No new Land Rover cars have been produced since 1 Sept. attack; issues affecting JLR globally
Data has been “affected” as a result of the cyber-attack on JLR last week, the company has confirmed.
The 1 Sept. hack has left the Jaguar & Land Rover maker crippled. No cars have been produced globally since, leading to what is expected to be millions of pounds of lost income.
Timescale
A timescale for a fix is yet to be announced.
The extent of the issues meant JLR brought in police & cybersecurity experts over the weekend to “restart our global applications in a controlled & safe manner”.
During this process, which included an investigation, it was discovered that “some data” was “affected”, commented JLR.
JLR explained today (10 Sept.) that those affected will be contacted, suggesting that this data relates to customers & may have been stolen.
Investigation
A JLR spokesperson stated: “As a result of our ongoing investigation, we now believe that some data has been affected, & we are informing the relevant regulators.
“Our forensic investigation continues at pace & we will contact anyone as appropriate if we find that their data has been impacted.
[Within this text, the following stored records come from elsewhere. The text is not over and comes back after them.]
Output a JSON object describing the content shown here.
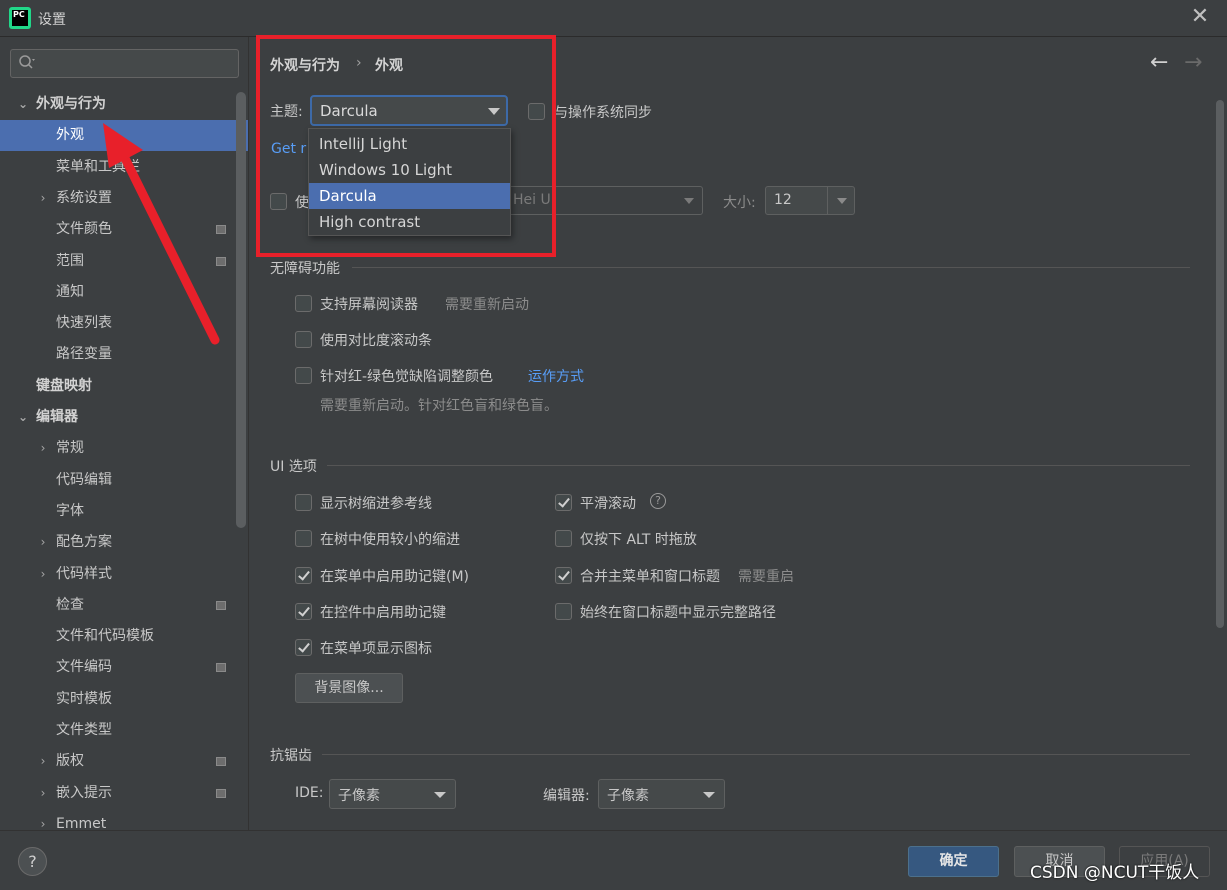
{
  "window": {
    "title": "设置",
    "app_icon_text": "PC"
  },
  "sidebar": {
    "search_placeholder": "",
    "items": [
      {
        "label": "外观与行为",
        "expanded": true
      },
      {
        "label": "外观",
        "selected": true
      },
      {
        "label": "菜单和工具栏"
      },
      {
        "label": "系统设置",
        "expandable": true
      },
      {
        "label": "文件颜色"
      },
      {
        "label": "范围"
      },
      {
        "label": "通知"
      },
      {
        "label": "快速列表"
      },
      {
        "label": "路径变量"
      },
      {
        "label": "键盘映射"
      },
      {
        "label": "编辑器",
        "expanded": true
      },
      {
        "label": "常规",
        "expandable": true
      },
      {
        "label": "代码编辑"
      },
      {
        "label": "字体"
      },
      {
        "label": "配色方案",
        "expandable": true
      },
      {
        "label": "代码样式",
        "expandable": true
      },
      {
        "label": "检查"
      },
      {
        "label": "文件和代码模板"
      },
      {
        "label": "文件编码"
      },
      {
        "label": "实时模板"
      },
      {
        "label": "文件类型"
      },
      {
        "label": "版权",
        "expandable": true
      },
      {
        "label": "嵌入提示",
        "expandable": true
      },
      {
        "label": "Emmet",
        "expandable": true
      }
    ]
  },
  "breadcrumb": {
    "parent": "外观与行为",
    "separator": "›",
    "current": "外观"
  },
  "theme": {
    "label": "主题:",
    "value": "Darcula",
    "sync_label": "与操作系统同步",
    "sync_checked": false,
    "options": [
      "IntelliJ Light",
      "Windows 10 Light",
      "Darcula",
      "High contrast"
    ],
    "selected_option": "Darcula"
  },
  "get_more_link": "Get r",
  "custom_font": {
    "checkbox_label": "使",
    "checked": false,
    "font_value": "Hei U",
    "size_label": "大小:",
    "size_value": "12"
  },
  "accessibility": {
    "title": "无障碍功能",
    "screen_reader": {
      "label": "支持屏幕阅读器",
      "hint": "需要重新启动",
      "checked": false
    },
    "contrast_scrollbar": {
      "label": "使用对比度滚动条",
      "checked": false
    },
    "color_deficiency": {
      "label": "针对红-绿色觉缺陷调整颜色",
      "link": "运作方式",
      "hint": "需要重新启动。针对红色盲和绿色盲。",
      "checked": false
    }
  },
  "ui_options": {
    "title": "UI 选项",
    "left": [
      {
        "label": "显示树缩进参考线",
        "checked": false
      },
      {
        "label": "在树中使用较小的缩进",
        "checked": false
      },
      {
        "label": "在菜单中启用助记键(M)",
        "checked": true
      },
      {
        "label": "在控件中启用助记键",
        "checked": true
      },
      {
        "label": "在菜单项显示图标",
        "checked": true
      }
    ],
    "right": [
      {
        "label": "平滑滚动",
        "checked": true,
        "help": "?"
      },
      {
        "label": "仅按下 ALT 时拖放",
        "checked": false
      },
      {
        "label": "合并主菜单和窗口标题",
        "checked": true,
        "hint": "需要重启"
      },
      {
        "label": "始终在窗口标题中显示完整路径",
        "checked": false
      }
    ],
    "background_button": "背景图像..."
  },
  "antialiasing": {
    "title": "抗锯齿",
    "ide_label": "IDE:",
    "ide_value": "子像素",
    "editor_label": "编辑器:",
    "editor_value": "子像素"
  },
  "footer": {
    "help": "?",
    "ok": "确定",
    "cancel": "取消",
    "apply": "应用(A)",
    "watermark": "CSDN @NCUT干饭人"
  },
  "colors": {
    "accent": "#4b6eaf",
    "annotation": "#e8202a",
    "link": "#589df6"
  }
}
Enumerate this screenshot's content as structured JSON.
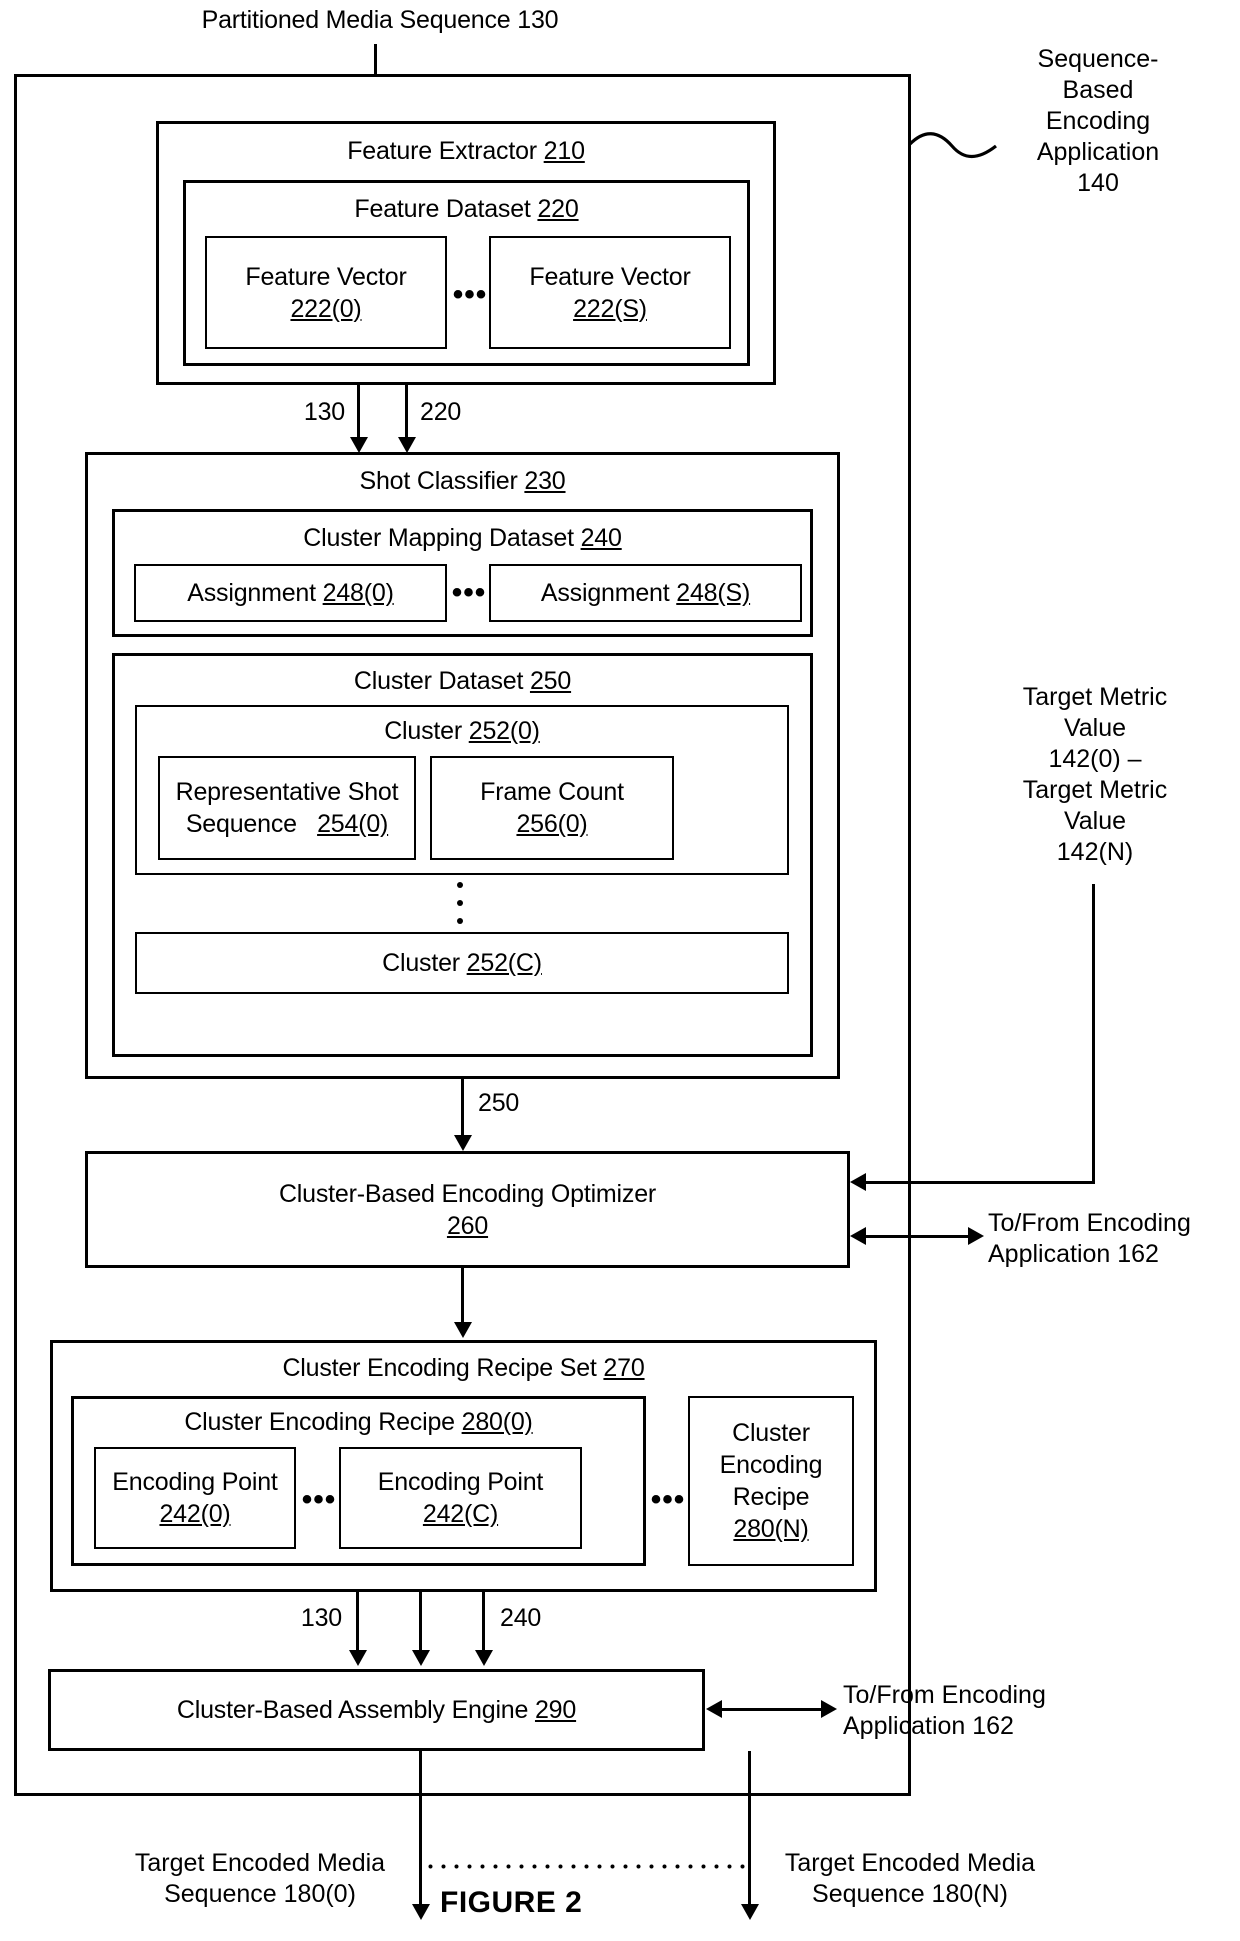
{
  "figure": {
    "caption": "FIGURE 2"
  },
  "inputs": {
    "top_label": "Partitioned Media Sequence 130"
  },
  "outer": {
    "callout_line1": "Sequence-",
    "callout_line2": "Based",
    "callout_line3": "Encoding",
    "callout_line4": "Application",
    "callout_line5": "140"
  },
  "feature_extractor": {
    "title": "Feature Extractor",
    "ref": "210",
    "dataset": {
      "title": "Feature Dataset",
      "ref": "220",
      "vectors": [
        {
          "title": "Feature Vector",
          "ref": "222(0)"
        },
        {
          "title": "Feature Vector",
          "ref": "222(S)"
        }
      ],
      "ellipsis": "•••"
    }
  },
  "edges": {
    "fe_to_sc_left": "130",
    "fe_to_sc_right": "220",
    "sc_to_opt": "250",
    "recipe_to_assembly_left": "130",
    "recipe_to_assembly_right": "240"
  },
  "shot_classifier": {
    "title": "Shot Classifier",
    "ref": "230",
    "mapping_dataset": {
      "title": "Cluster Mapping Dataset",
      "ref": "240",
      "assignments": [
        {
          "title": "Assignment",
          "ref": "248(0)"
        },
        {
          "title": "Assignment",
          "ref": "248(S)"
        }
      ],
      "ellipsis": "•••"
    },
    "cluster_dataset": {
      "title": "Cluster Dataset",
      "ref": "250",
      "cluster_first": {
        "title": "Cluster",
        "ref": "252(0)",
        "representative_shot_sequence": {
          "line1": "Representative Shot",
          "line2": "Sequence",
          "ref": "254(0)"
        },
        "frame_count": {
          "line1": "Frame Count",
          "ref": "256(0)"
        }
      },
      "vertical_ellipsis": "⋮",
      "cluster_last": {
        "title": "Cluster",
        "ref": "252(C)"
      }
    }
  },
  "target_metric": {
    "line1": "Target Metric",
    "line2": "Value",
    "line3": "142(0) –",
    "line4": "Target Metric",
    "line5": "Value",
    "line6": "142(N)"
  },
  "optimizer": {
    "title": "Cluster-Based Encoding Optimizer",
    "ref": "260",
    "external_io_line1": "To/From Encoding",
    "external_io_line2": "Application 162"
  },
  "recipe_set": {
    "title": "Cluster Encoding Recipe Set",
    "ref": "270",
    "recipe_first": {
      "title": "Cluster Encoding Recipe",
      "ref": "280(0)",
      "points": [
        {
          "title": "Encoding Point",
          "ref": "242(0)"
        },
        {
          "title": "Encoding Point",
          "ref": "242(C)"
        }
      ],
      "ellipsis": "•••"
    },
    "outer_ellipsis": "•••",
    "recipe_last": {
      "line1": "Cluster",
      "line2": "Encoding",
      "line3": "Recipe",
      "ref": "280(N)"
    }
  },
  "assembly_engine": {
    "title": "Cluster-Based Assembly Engine",
    "ref": "290",
    "external_io_line1": "To/From Encoding",
    "external_io_line2": "Application 162"
  },
  "outputs": {
    "left_line1": "Target Encoded Media",
    "left_line2": "Sequence 180(0)",
    "right_line1": "Target Encoded Media",
    "right_line2": "Sequence 180(N)"
  }
}
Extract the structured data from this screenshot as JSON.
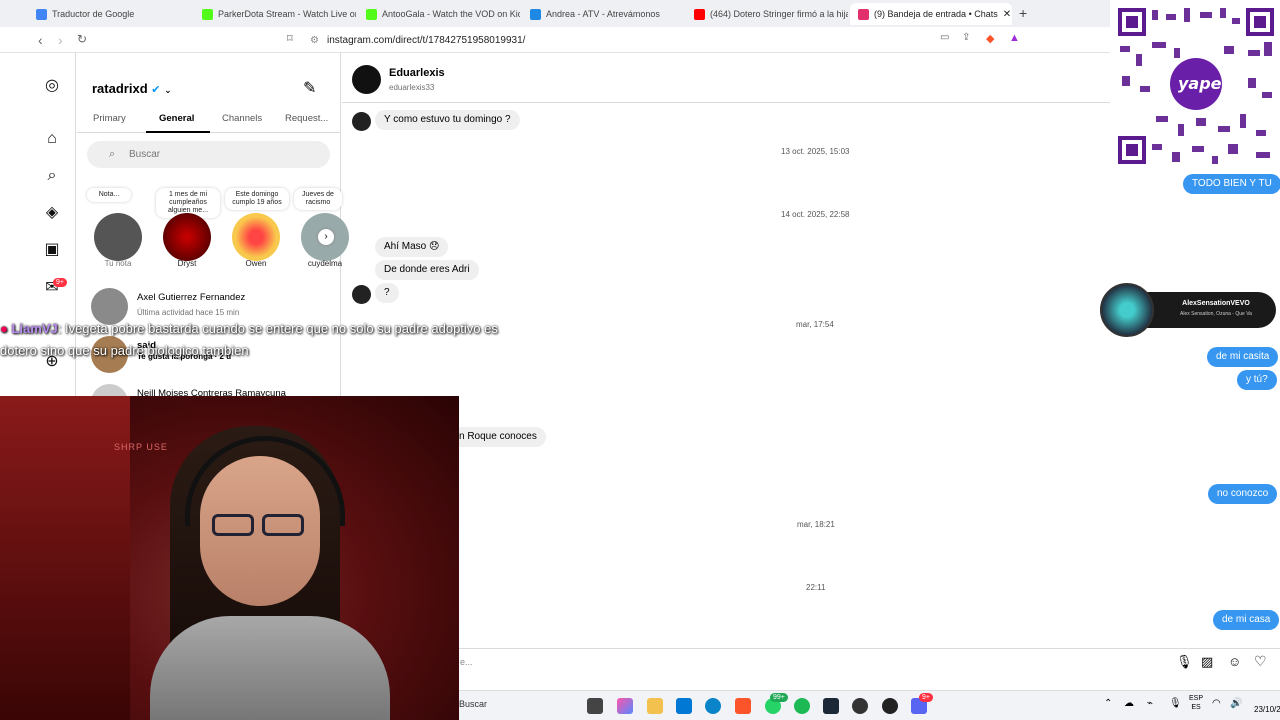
{
  "browser": {
    "tabs": [
      {
        "title": "Traductor de Google",
        "color": "#4285f4"
      },
      {
        "title": "ParkerDota Stream - Watch Live on K",
        "color": "#53fc18"
      },
      {
        "title": "AntooGala - Watch the VOD on Kick",
        "color": "#53fc18"
      },
      {
        "title": "Andrea - ATV - Atrevámonos",
        "color": "#1e88e5"
      },
      {
        "title": "(464) Dotero Stringer firmó a la hija d",
        "color": "#ff0000"
      },
      {
        "title": "(9) Bandeja de entrada • Chats",
        "color": "#e1306c"
      }
    ],
    "url": "instagram.com/direct/t/17842751958019931/"
  },
  "rail": {
    "notif_badge": "9+"
  },
  "inbox": {
    "username": "ratadrixd",
    "tabs": [
      "Primary",
      "General",
      "Channels",
      "Request..."
    ],
    "active_tab": "General",
    "search_placeholder": "Buscar",
    "notes": [
      {
        "note": "Nota...",
        "name": "Tu nota"
      },
      {
        "note": "1 mes de mi cumpleaños alguien me...",
        "name": "Dryst"
      },
      {
        "note": "Este domingo cumplo 19 años",
        "name": "Owen"
      },
      {
        "note": "Jueves de racismo",
        "name": "cuydelma"
      }
    ],
    "threads": [
      {
        "name": "Axel Gutierrez Fernandez",
        "sub": "Última actividad hace 15 min"
      },
      {
        "name": "said",
        "sub": "Te gusta la poronga · 2 d"
      },
      {
        "name": "Neill Moises Contreras Ramaycuna",
        "sub": ""
      }
    ]
  },
  "chat": {
    "contact_name": "Eduarlexis",
    "contact_handle": "eduarlexis33",
    "messages": {
      "m1": "Y como estuvo tu domingo ?",
      "ts1": "13 oct. 2025, 15:03",
      "o1": "TODO BIEN  Y TU",
      "ts2": "14 oct. 2025, 22:58",
      "m2": "Ahí Maso 😞",
      "m3": "De donde eres Adri",
      "m4": "?",
      "ts3": "mar, 17:54",
      "o2": "de mi casita",
      "o3": "y tú?",
      "m5": "n Roque conoces",
      "o4": "no conozco",
      "ts4": "mar, 18:21",
      "ts5": "22:11",
      "o5": "de mi casa"
    },
    "composer_placeholder": "e..."
  },
  "overlay": {
    "chat_user": "LiamVJ",
    "chat_text": ": Ivegeta pobre bastarda cuando se entere que no solo su padre adoptivo es dotero sino que su padre biologico tambien",
    "cam_sign": "SHRP USE",
    "qr_brand": "yape",
    "now_playing_title": "AlexSensationVEVO",
    "now_playing_sub": "Alex Sensation, Ozuna - Que Va"
  },
  "taskbar": {
    "search": "Buscar",
    "lang": "ESP",
    "lang2": "ES",
    "date": "23/10/2",
    "badge1": "99+",
    "badge2": "9+"
  }
}
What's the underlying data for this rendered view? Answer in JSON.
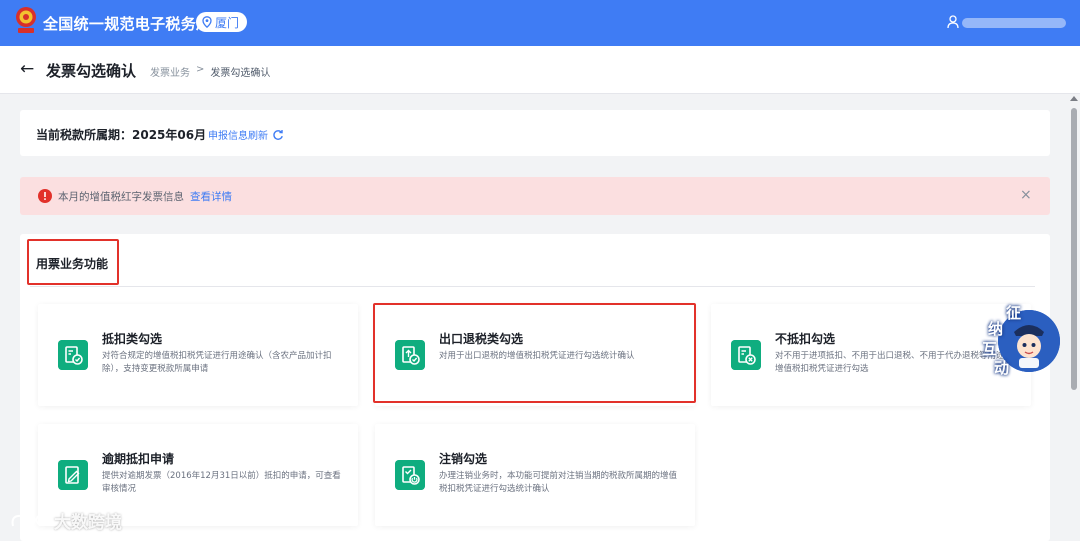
{
  "header": {
    "title": "全国统一规范电子税务局",
    "city": "厦门",
    "user_name": ""
  },
  "page": {
    "back_label": "←",
    "title": "发票勾选确认",
    "breadcrumb": [
      "发票业务",
      "发票勾选确认"
    ]
  },
  "period": {
    "label": "当前税款所属期：2025年06月",
    "refresh_label": "申报信息刷新"
  },
  "alert": {
    "text": "本月的增值税红字发票信息",
    "link": "查看详情",
    "close": "×"
  },
  "section": {
    "title": "用票业务功能"
  },
  "cards": [
    {
      "title": "抵扣类勾选",
      "desc": "对符合规定的增值税扣税凭证进行用途确认（含农产品加计扣除），支持变更税款所属申请",
      "icon": "deduct-check-icon"
    },
    {
      "title": "出口退税类勾选",
      "desc": "对用于出口退税的增值税扣税凭证进行勾选统计确认",
      "icon": "export-refund-icon"
    },
    {
      "title": "不抵扣勾选",
      "desc": "对不用于进项抵扣、不用于出口退税、不用于代办退税等用途的增值税扣税凭证进行勾选",
      "icon": "no-deduct-icon"
    },
    {
      "title": "逾期抵扣申请",
      "desc": "提供对逾期发票（2016年12月31日以前）抵扣的申请，可查看审核情况",
      "icon": "overdue-apply-icon"
    },
    {
      "title": "注销勾选",
      "desc": "办理注销业务时，本功能可提前对注销当期的税款所属期的增值税扣税凭证进行勾选统计确认",
      "icon": "cancel-check-icon"
    }
  ],
  "assistant": {
    "chars": [
      "征",
      "纳",
      "互",
      "动"
    ]
  },
  "watermark": {
    "text": "大数跨境"
  },
  "colors": {
    "brand_blue": "#3f7cf4",
    "card_icon_green": "#0fad7f",
    "highlight_red": "#e2312a",
    "alert_bg": "#fbdfe0"
  }
}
“We are very sorry for the continued disruption this incident is causing & we will continue to update as the investigation progresses.”
Rebuilding
JLR has been rebuilding its internal IT systems since it shut them down following the cyber-attack.
Alongside production issues, dealer sales, handovers & parts ordering are also affected.
JLR said on Sat. that “our retail partners remain open”. Dealers are manually registering cars while computer systems remain down.
Updated Daily
Meanwhile, the majority of workers at JLR’s production sites in the W. Midlands & Merseyside have been told not to return to work again today. They are being updated daily & still being paid, with lost hours being “banked”.
Production is also understood to have stopped at JLR’s factories in Slovakia & India.
While JLR’s public-facing website appears to be fully operational, the car configurator isn’t accepting build orders, instead directing buyers to purchase from stock.
New Plate ‘75’ Day – Sept. 1
JLR hack: what happened?
Issues affecting JLR were 1st reported on 1 Sept., when dealers couldn’t register new cars on ‘new plate ‘75’ day’ , traditionally one of the year’s busiest for registrations.
In an effort to combat the hack, JLR began “shutting down our systems” on 2 Sept.
It’s still in the process of rebuilding them & is unable to confirm a timescale for the fix.
Scattered Spider
Who has claimed responsibility?
On 3 Sept., ‘Scattered Spider’ – the group that hacked retailer Marks & Spencer in May, causing 7 weeks of disruption & costing £300m in lost operating profit – claimed responsibility for the attack on JLR.
Along with fellow hacking group ‘Shiny Hunters’, it claimed to have obtained customer data after exploiting a similar flaw in JLR’s IT system, The Telegraph reported.
Screenshot
The claim was made on a Telegram messenger group, where a user linked to the hackers posted a screenshot of what appeared to show JLR’s internal system.
A member of the group told The Telegraph that a well-known flaw in SAP Netweaver – 3rd-party software used by JLR – was exploited to access the data.
US cyber agency CISA warned about the flaw earlier this year. An update for the software was released, but whether JLR applied it is unknown.
It’s also not known what data was taken or if a ransom demand has been made?
JLR had previously observed in a statement on 3 Sept. that “there is no evidence any customer data has been stolen”.
The hacking groups are believed to be made up of teenagers from English-speaking countries.